Publié le par Brouillard

Au bon roman de Laurence Cossé
Gallimard, 2009
497 pages






  Un fou de Stendhal et franc misanthrope, reclus dans un hameau de Savoie, est abandonné en forêt par des individus qui l'y ont amené de force en pleine nuit. Une très jolie blonde rôdée à la conduite automobile quitte brusquement une route qu'elle connaît comme sa poche. Un breton sans histoire, habitué à faire chaque matin la même promenade au bord d'une falaise, trouve sur son chemin deux inconnus qui ont tout l'air de l'y attendre. Mais le lecteur comprend bientôt qu'on n'est pas dans un roman policier classique. Les agresseurs ne sont ni des agents secrets ni des trafiquants. Ils ne s'attaquent pas à des durs mais à des tendres, un ancien routard devenu libraire, une mécène mélancolique, et à une entreprise dont aucun des deux n'avait imaginé qu'elle pourrait fâcher.
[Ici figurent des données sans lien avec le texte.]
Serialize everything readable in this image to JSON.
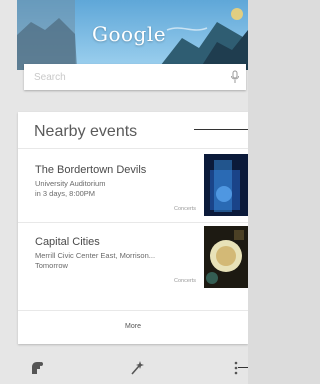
{
  "header": {
    "logo_text": "Google"
  },
  "search": {
    "placeholder": "Search"
  },
  "nearby": {
    "title": "Nearby events",
    "events": [
      {
        "name": "The Bordertown Devils",
        "venue": "University Auditorium",
        "time": "in 3 days, 8:00PM",
        "category": "Concerts"
      },
      {
        "name": "Capital Cities",
        "venue": "Merrill Civic Center East, Morrison...",
        "time": "Tomorrow",
        "category": "Concerts"
      }
    ],
    "more_label": "More"
  },
  "colors": {
    "accent": "#4285f4",
    "card": "#ffffff",
    "background": "#e6e6e6"
  },
  "icons": {
    "bottom_left": "reminders-icon",
    "bottom_center": "magic-wand-icon",
    "bottom_right": "overflow-menu-icon",
    "search_right": "microphone-icon"
  }
}
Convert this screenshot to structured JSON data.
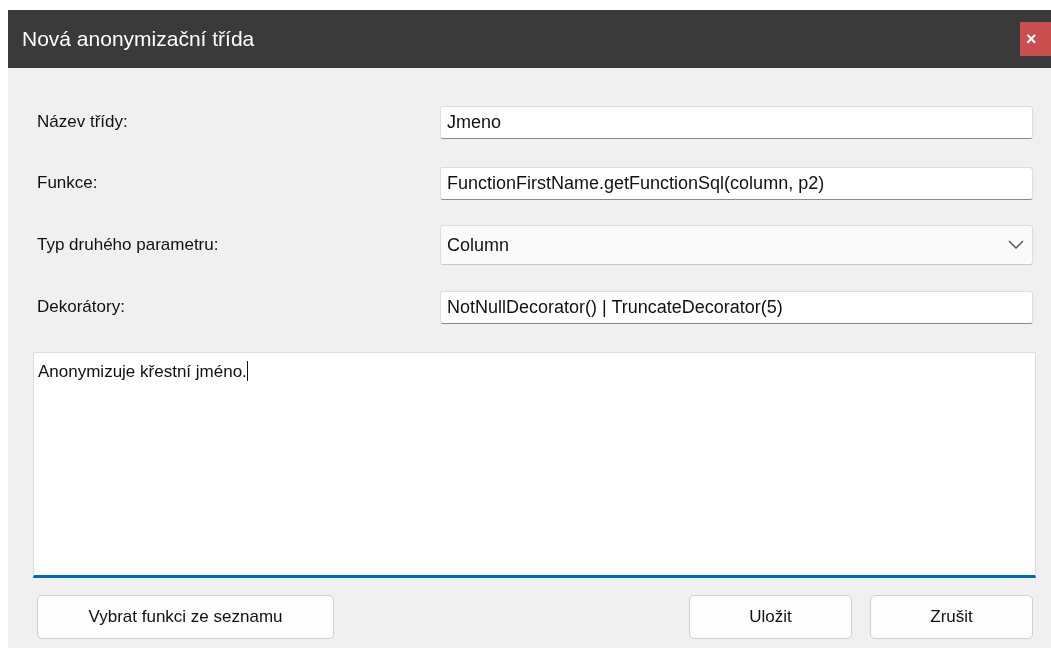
{
  "window": {
    "title": "Nová anonymizační třída",
    "close": "×"
  },
  "fields": [
    {
      "kind": "text",
      "label": "Název třídy:",
      "value": "Jmeno"
    },
    {
      "kind": "text",
      "label": "Funkce:",
      "value": "FunctionFirstName.getFunctionSql(column, p2)"
    },
    {
      "kind": "select",
      "label": "Typ druhého parametru:",
      "value": "Column"
    },
    {
      "kind": "text",
      "label": "Dekorátory:",
      "value": "NotNullDecorator() | TruncateDecorator(5)"
    }
  ],
  "description": {
    "value": "Anonymizuje křestní jméno.",
    "focused": true
  },
  "buttons": {
    "left": [
      "Vybrat funkci ze seznamu"
    ],
    "right": [
      "Uložit",
      "Zrušit"
    ]
  }
}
  Qui, parmi les passionnés de roman, n'a rêvé un jour que s'ouvre la librairie idéale? Non pas ce qu'on appelle une bonne librairie, où l'on trouve de bons romans, mais une librairie vouée au roman où ne sont proposés que des chefs-d'oeuvre? En se lançant dans l'aventure, Ivan et Francesca se doutaient bien que l'affaire ne serait pas simple. Comment, sur quels critères, allaient-ils faire le choix des livres retenus? Parviendraient-ils un jour à l'équilibre financier?
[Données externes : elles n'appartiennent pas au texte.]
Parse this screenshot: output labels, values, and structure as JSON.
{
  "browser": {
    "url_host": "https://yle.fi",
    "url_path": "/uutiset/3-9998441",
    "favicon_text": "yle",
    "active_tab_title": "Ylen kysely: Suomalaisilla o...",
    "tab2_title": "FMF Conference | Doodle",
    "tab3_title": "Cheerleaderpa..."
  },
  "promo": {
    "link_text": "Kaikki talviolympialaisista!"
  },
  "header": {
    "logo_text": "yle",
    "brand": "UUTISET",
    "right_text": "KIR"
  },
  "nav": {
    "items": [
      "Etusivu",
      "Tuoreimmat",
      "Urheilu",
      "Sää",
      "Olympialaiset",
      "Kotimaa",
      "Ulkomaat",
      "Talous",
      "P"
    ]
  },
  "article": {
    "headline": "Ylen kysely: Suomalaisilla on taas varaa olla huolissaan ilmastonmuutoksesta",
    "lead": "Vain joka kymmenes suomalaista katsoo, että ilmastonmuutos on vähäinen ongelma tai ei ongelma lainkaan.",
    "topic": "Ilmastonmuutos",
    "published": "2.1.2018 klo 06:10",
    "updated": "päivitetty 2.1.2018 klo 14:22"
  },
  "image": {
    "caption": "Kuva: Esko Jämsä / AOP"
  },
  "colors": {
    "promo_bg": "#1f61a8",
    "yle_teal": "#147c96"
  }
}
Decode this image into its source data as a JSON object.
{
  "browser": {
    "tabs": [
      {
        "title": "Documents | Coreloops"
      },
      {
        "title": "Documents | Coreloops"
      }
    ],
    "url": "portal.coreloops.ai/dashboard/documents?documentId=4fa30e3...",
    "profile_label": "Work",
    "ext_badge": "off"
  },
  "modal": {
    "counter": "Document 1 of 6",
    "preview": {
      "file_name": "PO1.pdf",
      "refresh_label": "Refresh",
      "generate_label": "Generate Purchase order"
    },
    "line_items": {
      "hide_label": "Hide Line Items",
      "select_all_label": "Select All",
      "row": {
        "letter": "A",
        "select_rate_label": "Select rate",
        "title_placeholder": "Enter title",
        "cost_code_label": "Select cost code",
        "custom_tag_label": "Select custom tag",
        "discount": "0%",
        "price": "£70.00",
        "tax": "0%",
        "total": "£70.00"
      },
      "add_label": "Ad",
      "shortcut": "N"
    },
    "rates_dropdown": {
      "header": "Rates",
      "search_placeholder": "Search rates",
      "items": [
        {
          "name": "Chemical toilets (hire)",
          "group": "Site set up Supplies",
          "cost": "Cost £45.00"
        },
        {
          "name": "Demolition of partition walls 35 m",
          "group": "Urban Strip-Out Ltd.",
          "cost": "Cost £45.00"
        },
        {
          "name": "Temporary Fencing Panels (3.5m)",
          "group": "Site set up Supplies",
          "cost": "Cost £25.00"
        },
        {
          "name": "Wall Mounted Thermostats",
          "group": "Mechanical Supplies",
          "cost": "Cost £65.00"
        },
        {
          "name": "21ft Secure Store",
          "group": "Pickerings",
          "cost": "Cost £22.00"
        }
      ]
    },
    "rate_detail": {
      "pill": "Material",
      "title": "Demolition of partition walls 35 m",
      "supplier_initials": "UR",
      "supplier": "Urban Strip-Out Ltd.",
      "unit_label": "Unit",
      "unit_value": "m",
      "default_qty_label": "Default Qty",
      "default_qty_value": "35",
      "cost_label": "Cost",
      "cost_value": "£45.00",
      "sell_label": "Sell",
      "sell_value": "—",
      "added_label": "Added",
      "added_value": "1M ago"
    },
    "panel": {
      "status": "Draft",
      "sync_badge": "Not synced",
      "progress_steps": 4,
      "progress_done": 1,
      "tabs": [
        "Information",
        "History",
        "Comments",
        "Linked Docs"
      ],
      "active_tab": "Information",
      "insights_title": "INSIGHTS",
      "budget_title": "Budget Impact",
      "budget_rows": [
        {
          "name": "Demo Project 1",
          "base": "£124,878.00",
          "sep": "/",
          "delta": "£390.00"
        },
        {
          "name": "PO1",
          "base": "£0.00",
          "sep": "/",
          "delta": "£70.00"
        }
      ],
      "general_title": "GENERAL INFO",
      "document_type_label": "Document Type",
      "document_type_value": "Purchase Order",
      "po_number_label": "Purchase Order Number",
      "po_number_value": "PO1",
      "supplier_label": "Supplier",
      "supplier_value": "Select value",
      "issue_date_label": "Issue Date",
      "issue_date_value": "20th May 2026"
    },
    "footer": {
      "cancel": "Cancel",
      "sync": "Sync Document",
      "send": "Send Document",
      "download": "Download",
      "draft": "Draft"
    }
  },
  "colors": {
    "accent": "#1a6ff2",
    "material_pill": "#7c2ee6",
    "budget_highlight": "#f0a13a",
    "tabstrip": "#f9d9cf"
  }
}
  Mais ce qu'ils n'avaient pas prévu, c'était le succès.


coeur 
Passion pour ce livre dont je remercie l'amie qui me l'a conseillé !!
Des étoiles pleins les yeux et le coeur pour les amoureux des romans et découverte du monde éditorial.
Je l'ai lu en trois jours, ce qui m'arrive rarement. C'est dire l'intérêt qu'il a suscité pour moi. 
Un régal de découvrir la conception de cette librairie qui ne propose que les romans ayant une véritable qualité littéraire sans tenir compte des critiques littéraires qui leur paraissent dirigées, vendues pour certaines car le monde journalistique n'est pas éloigné du monde littéraire. Des connivences existent.
Être écrivain n'est pas considéré comme un métier en soi. En effet, c'est davantage perçu comme une activité qui peut rapporter puisque l'écrivain peut avoir comme activité professionnelle principale : journaliste, professeur, banquier ou tout autre travail. Cette double casquette possible de l'écrivain peut contribuer à falsifier les frontières entre les intérêts de chacun.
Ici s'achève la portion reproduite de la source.